Contractor protest derails work on Army ground combat vehicle
One bid for the new 60-ton armored personnel carrier would use hybrid-electric drive technology.
The Army's $7.6 billion project to develop an advanced, high-tech replacement for the Bradley Fighting Vehicle hit a speed bump Friday when SAIC filed a protest with the Government Accountability Office against the service's Aug. 18 award of technology development contracts for the new ground combat vehicle to BAE Systems and General Dynamics. The contracts have a combined value of $878 million.
When the Army TACOM Life-Cycle Management Command (formerly the Tank-Automotive and Armaments Command) released the procurement for the ground combat vehicle in November 2010 it said, "The Army anticipates awarding up to three contracts for the technology development phase." But, in a surprise move, the service tapped only BAE and General Dynamics.
SAIC partnered with Boeing Co. and two German companies, Krauss-Maffei Wegmann and Rheinmetall Defence, which developed the Puma infantry fighting vehicle for the German army. The Puma went into production in 2009 and serves as the basic design for the group's ground combat vehicle.
Vernon Guidry, an SAIC spokesman, said the company filed its protest because, "we believe the government relied on evaluation criteria outside its published request for proposal. We also believe several aspects of the bid may have been discounted because of a lack of familiarity with [the design's] non-American origins."
Lt. Col. David Gercken, an Army spokesman, said the service issued a stop-work order to BAE and General Dynamics until the protest is resolved. Ralph White, managing associate general counsel for procurement law at GAO, said a decision on the protest is due by Dec. 5.

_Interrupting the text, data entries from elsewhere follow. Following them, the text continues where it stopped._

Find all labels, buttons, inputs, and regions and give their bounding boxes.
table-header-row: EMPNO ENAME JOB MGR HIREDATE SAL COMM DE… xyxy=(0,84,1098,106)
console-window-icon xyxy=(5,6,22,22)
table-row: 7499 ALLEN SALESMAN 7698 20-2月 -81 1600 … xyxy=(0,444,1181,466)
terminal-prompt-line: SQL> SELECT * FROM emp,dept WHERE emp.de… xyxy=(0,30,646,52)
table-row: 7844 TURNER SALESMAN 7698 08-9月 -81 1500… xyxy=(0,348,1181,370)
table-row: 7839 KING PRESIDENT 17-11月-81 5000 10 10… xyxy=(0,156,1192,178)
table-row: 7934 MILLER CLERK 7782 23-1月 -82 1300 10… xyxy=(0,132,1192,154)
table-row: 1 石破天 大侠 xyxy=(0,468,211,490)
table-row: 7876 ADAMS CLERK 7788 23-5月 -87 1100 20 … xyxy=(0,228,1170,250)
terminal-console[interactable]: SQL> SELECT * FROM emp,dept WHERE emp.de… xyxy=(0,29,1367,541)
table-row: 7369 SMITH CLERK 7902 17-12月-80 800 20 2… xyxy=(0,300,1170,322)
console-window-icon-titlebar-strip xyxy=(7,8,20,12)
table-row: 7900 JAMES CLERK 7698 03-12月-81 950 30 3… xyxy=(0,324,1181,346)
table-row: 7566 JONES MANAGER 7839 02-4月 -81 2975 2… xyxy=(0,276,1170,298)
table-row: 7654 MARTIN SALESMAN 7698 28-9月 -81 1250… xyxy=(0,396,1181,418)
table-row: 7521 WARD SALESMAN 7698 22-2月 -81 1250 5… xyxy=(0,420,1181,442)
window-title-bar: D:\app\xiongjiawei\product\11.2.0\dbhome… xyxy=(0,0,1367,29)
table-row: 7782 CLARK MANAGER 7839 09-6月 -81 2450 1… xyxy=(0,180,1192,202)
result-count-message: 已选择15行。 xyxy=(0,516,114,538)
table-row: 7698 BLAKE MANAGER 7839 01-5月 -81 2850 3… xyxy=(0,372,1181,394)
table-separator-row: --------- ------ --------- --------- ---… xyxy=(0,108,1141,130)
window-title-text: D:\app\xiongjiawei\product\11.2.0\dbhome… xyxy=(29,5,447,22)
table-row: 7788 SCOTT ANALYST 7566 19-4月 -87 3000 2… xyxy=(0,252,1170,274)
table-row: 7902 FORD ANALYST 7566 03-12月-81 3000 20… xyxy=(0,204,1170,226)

The Army needs a new armored troop carrier able to withstand improvised bombs like those that have caused more than 60 percent of the troop casualties in Iraq and Afghanistan. It also wants a vehicle capable of carrying a nine-man infantry squad. Those requirements have pushed its weight into the 60-ton range, said Mark Signorelli, vice president and general manager for weapons systems at BAE.
Despite this hefty tonnage -- just eight tons less than the Abrams tank -- Signorelli said BAE plans to take the Toyota Prius approach to developing its version of the ground combat vehicle. He said BAE's vehicle will use hybrid-electric drive technology and include a battery pack that will supplement power from a diesel engine.
The design of the BAE ground combat vehicle, Signorelli said, is a proven, similar to diesel electric locomotives, with the engine serving as a generator, applying power directly to traction motors that power the tracks.
Robert Sorge, senior director for the ground combat vehicle at General Dynamics, said his company considered a hybrid vehicle, but given the weight, a hybrid design "did not make a lot of sense . . . It's not practical and is more expensive."
General Dynamics said it will stick with proven diesel engine technology and drive trains, he said.
The Army also wants developers to provide a vehicle with built-in command-and-control systems as well as optical and radar sensors that can provide a 360-degree field of view to the crew, both BAE and General Dynamics executives said.
Communications system for the ground combat vehicle will be built around a network integration kit supplied by the Army, Sorge said. This kit includes Boeing's Joint Tactical Radio System Ground Mobile Radio, the Army's Force XXI Battle Command Brigade and Below system that tracks and displays friendly and hostile forces on the battlefield, and a computer system that ties displays and keyboards into the network.
The Army has a tight, seven-year schedule to develop, test and then field 1,800 ground combat vehicles. An Army source said he doubted the SAIC protest would put much of a crimp in the schedule.
The service has fielded more than 6,700 Bradley Fighting Vehicles since it was first introduced in 1981.